Benchmarking for companies and policy-makers
Benchmarking is the practice of comparing business processes and performance metrics to industry bests and best practices from other companies. Dimensions typically measured are quality, time and cost.
Four types
Mercy Harper from APQC, next to performance and practice benchmarking also divide internal and external benchmarking:
-Performance benchmarking involves gathering and comparing quantitative data (i.e., measures or key performance indicators). Performance benchmarking is usually the first step organizations take to identify performance gaps.
-Practice benchmarking involves gathering and comparing qualitative information about how an activity is conducted through people, processes, and technology.
-Internal benchmarking compares metrics (performance benchmarking) and/or practices (practice benchmarking) from different units, product lines, departments, programs, geographies, etc., within the organization.
-External benchmarking compares metrics and/or practices of one organization to one or many others.

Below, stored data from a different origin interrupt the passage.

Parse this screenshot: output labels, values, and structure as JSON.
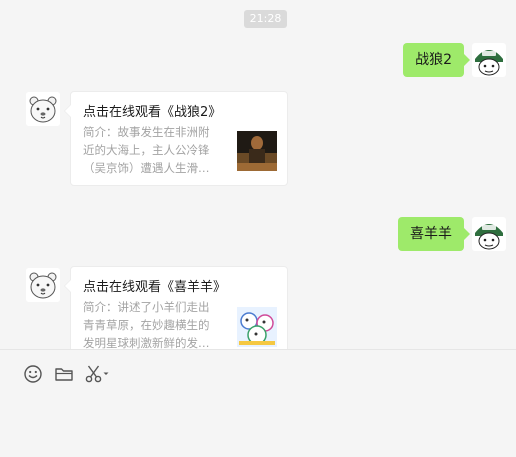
{
  "chat": {
    "timestamp": "21:28",
    "messages": [
      {
        "sender": "me",
        "text": "战狼2"
      },
      {
        "sender": "bot",
        "title": "点击在线观看《战狼2》",
        "desc": "简介：故事发生在非洲附近的大海上，主人公冷锋（吴京饰）遭遇人生滑…"
      },
      {
        "sender": "me",
        "text": "喜羊羊"
      },
      {
        "sender": "bot",
        "title": "点击在线观看《喜羊羊》",
        "desc": "简介：讲述了小羊们走出青青草原，在妙趣横生的发明星球刺激新鲜的发…"
      }
    ]
  },
  "toolbar": {
    "icons": [
      "emoji-icon",
      "folder-icon",
      "scissors-icon",
      "chevron-down-icon"
    ]
  },
  "colors": {
    "my_bubble": "#9eea6a",
    "background": "#f5f5f5",
    "timestamp_bg": "#dadada"
  }
}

For brands and policy-makers
A benchmarking process compares a brand with best-in-class standards, so the company can improve across the board. There are companies, like Talkwalker, which offer digital benchmarking tools, and argue that performance benchmarking is a powerful tool only if you’re looking for external benchmarking. Benchmarking against yourself is wasting of time, states Talkwalker.
A benchmarking process can also compare not only brands, but, for example, building energy. To establish benchmarking models, the most important are samples, so to say, data from different sources across the board. Good benchmarking methods should be consistent, robust and able to explain. Benchmarking programs can be a good tool not only for private organisations, but for policy-makers as well.
Open data for benchmarking models
For example, the research published in Energy Policy magazine examines how efficient is building energy benchmarking with open-data from 10 cities. While the buildings are by far the largest source of urban energy consumption, cities show an effort to reduce their energy use. Buildings undergo energy benchmarking—the process of measuring building energy performance in order to identify buildings that are inefficient. Researchers examined the feasibility of using city-specific, public open data sources in two benchmarking models and compared the results to the same models when using the Commercial Building Energy Consumption Survey (CBECS) dataset, the basis for Energy Star.
The two latter benchmarking models use datasets containing building characteristics and annual energy use from ten major cities. Results demonstrate that benchmarking models using open data outperform models based solely on the CBECS dataset.
Additionally, results indicate that building area, property type, conditioned area, and water usage are the most important variables for cities to collect. Having demonstrated the benefits of using open data, scientists recommend changing current benchmarking practices to ones which support a data-driven framework.